Hamburg. Khatia Buniatishvili stellte in der Laeiszhalle manchmal das Klavierspielen über die Musik

Wer der Pianistin Khatia Buniatishvili bei der Arbeit zusieht, den beschleicht bisweilen das Gefühl, dass sie das Klavierspielen mehr liebt als die Musik selbst. Denn was den rein sportlichen Aspekt dieser Kunst angeht, sucht die junge Georgierin ihresgleichen. Keine der Elogen über ihre phänomenale Virtuosität ist übertrieben. So war denn auch das Programm, mit dem sie in der Laeiszhalle gastierte, eine Sammlung von Stücken, die für ihre horrenden Anforderungen berüchtigt sind: Ravels „Gaspard de la nuit“; einige Etüden, die „Réminiscences de Don Juan“, der „Grand galop chromatique“ und die „Ungarische Rhapsodie Nr. 2“ von Franz Liszt sowie jene drei Sätze aus Strawinskys „Petruschka“, die selbst deren Widmungsträger Arthur Rubinstein nur in einer entschärften Fassung zu spielen wagte.

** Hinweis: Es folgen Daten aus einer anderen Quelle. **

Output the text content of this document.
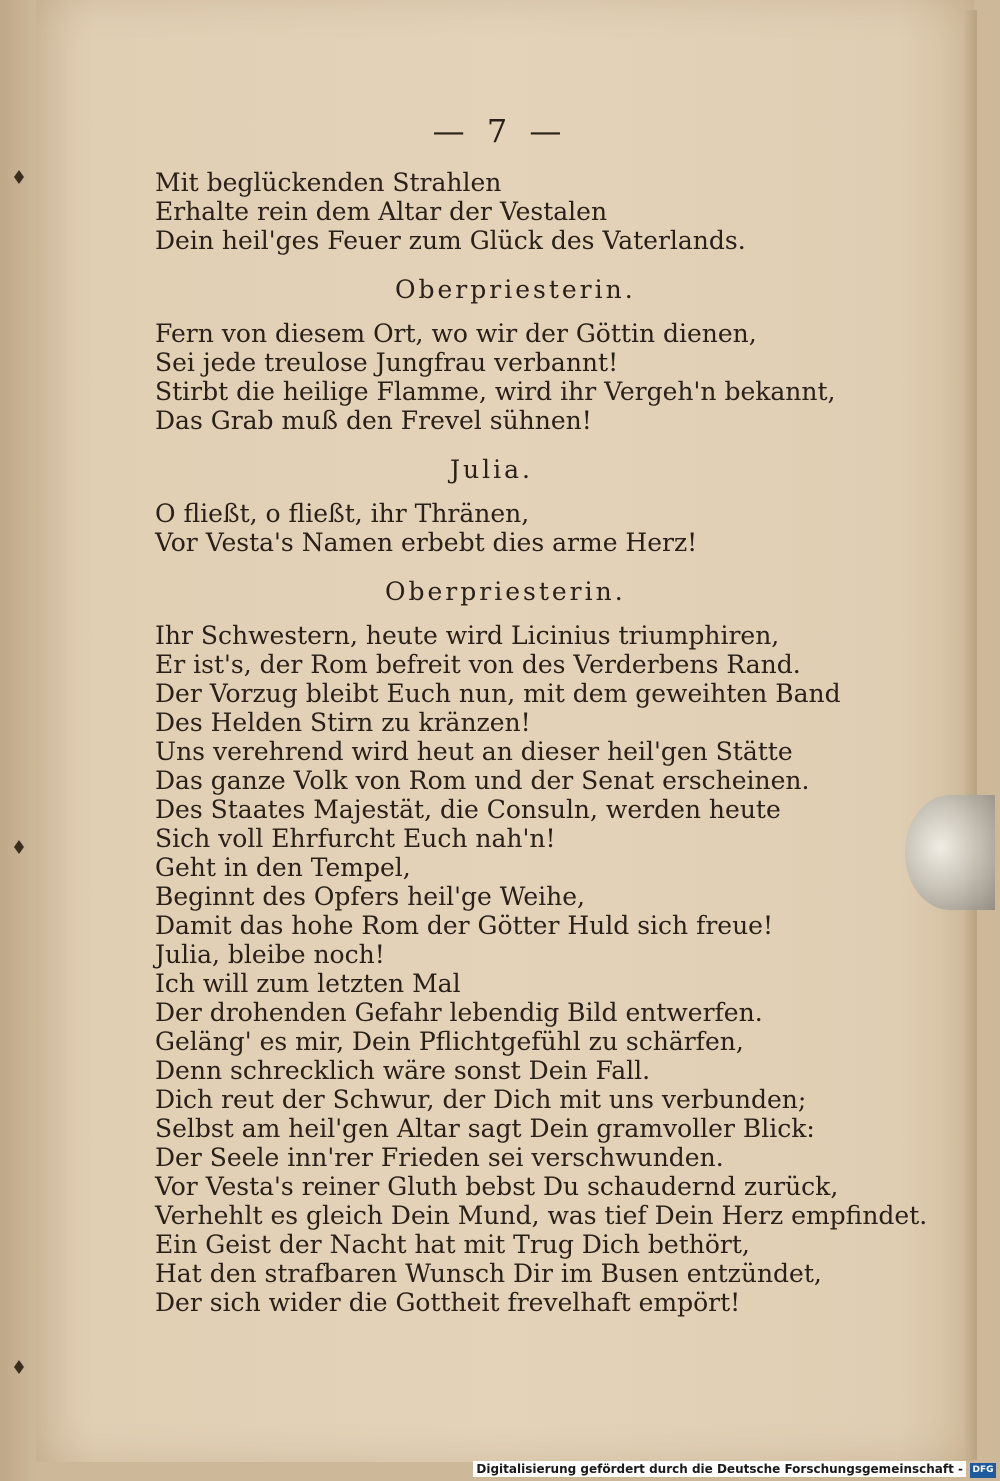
— 7 —
Mit beglückenden Strahlen
Erhalte rein dem Altar der Vestalen
Dein heil'ges Feuer zum Glück des Vaterlands.
Oberpriesterin.
Fern von diesem Ort, wo wir der Göttin dienen,
Sei jede treulose Jungfrau verbannt!
Stirbt die heilige Flamme, wird ihr Vergeh'n bekannt,
Das Grab muß den Frevel sühnen!
Julia.
O fließt, o fließt, ihr Thränen,
Vor Vesta's Namen erbebt dies arme Herz!
Oberpriesterin.
Ihr Schwestern, heute wird Licinius triumphiren,
Er ist's, der Rom befreit von des Verderbens Rand.
Der Vorzug bleibt Euch nun, mit dem geweihten Band
Des Helden Stirn zu kränzen!
Uns verehrend wird heut an dieser heil'gen Stätte
Das ganze Volk von Rom und der Senat erscheinen.
Des Staates Majestät, die Consuln, werden heute
Sich voll Ehrfurcht Euch nah'n!
Geht in den Tempel,
Beginnt des Opfers heil'ge Weihe,
Damit das hohe Rom der Götter Huld sich freue!
Julia, bleibe noch!
Ich will zum letzten Mal
Der drohenden Gefahr lebendig Bild entwerfen.
Geläng' es mir, Dein Pflichtgefühl zu schärfen,
Denn schrecklich wäre sonst Dein Fall.
Dich reut der Schwur, der Dich mit uns verbunden;
Selbst am heil'gen Altar sagt Dein gramvoller Blick:
Der Seele inn'rer Frieden sei verschwunden.
Vor Vesta's reiner Gluth bebst Du schaudernd zurück,
Verhehlt es gleich Dein Mund, was tief Dein Herz empfindet.
Ein Geist der Nacht hat mit Trug Dich bethört,
Hat den strafbaren Wunsch Dir im Busen entzündet,
Der sich wider die Gottheit frevelhaft empört!
Digitalisierung gefördert durch die Deutsche Forschungsgemeinschaft -	DFG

All dies spielt die Buniatishvili hintereinander weg, ohne auch nur ins Schwitzen zu kommen. Doch hat die reine Lust am Manuellen ihre Kehrseite: Schon in Ravels „Ondine“ verschwand die Hauptsache, eine an- und abschwellende melodische Linie in der linken Hand, allzu oft in der Flut flirrender 32tel-Noten. Hier überspülte das virtuose Beiwerk den musikalischen Sinn. Strawinskys „Petruschka“ erging es ähnlich. In Maurizio Pollinis ebenso stupender wie planvoller Lesart etwa kann man hören, wie formale Blöcke aneinandergefügt sind, und dass selbst dort, wo der Komponist die Musik in drei Systemen übereinander türmt, noch ein thematischer roter Faden durchs Geschehen führt. Bei der Buniatishvili blieb von all dem häufig nur die schiere Akrobatik.

Gern hätte man mehr von der ruhigen Seite ihrer Kunst gehört

Zwei Stunden lang solch virtuose Höchstleistungen aneinanderzureihen, macht Khatia Buniatishvili so leicht keiner nach; aus gutem Grund, denn schließlich erschöpft sich selbst dieser Reiz, dann perlen Liszts brillant gespielte chromatische Skalen zum einen Ohr rein und zum anderen wieder raus. Dabei kann die passionierte Tastenlöwin auch anders. Doch wem der Sinn mehr nach Zuhören als nach Überrumpelung stand, der musste bis zum langsamen, nicht virtuosen Teil von Liszts „Ungarischer Rhapsodie“ oder Chopins „Prelude e-Moll“ als Zugabe warten, um zu erleben, dass sie auch aus wenigen Noten viel machen kann. Bei Liszts „Lassu“ jedenfalls lag der Reiz mehr im gespannten Verzögern, weniger im Abfeuern allzu vieler Noten.

Gern hätte man mehr von dieser Seite ihrer Kunst gehört; vermutlich hätte ein wenig Reduktion ab und an den Effekt ihres pianistischen Overkills sogar erheblich gesteigert. Denn beweisen muss Khatia Buniatishvili sich und ihrem Publikum eigentlich nichts mehr – außer vielleicht, dass sie auch ­Mozarts „Sonata facile“ zu gestalten versteht.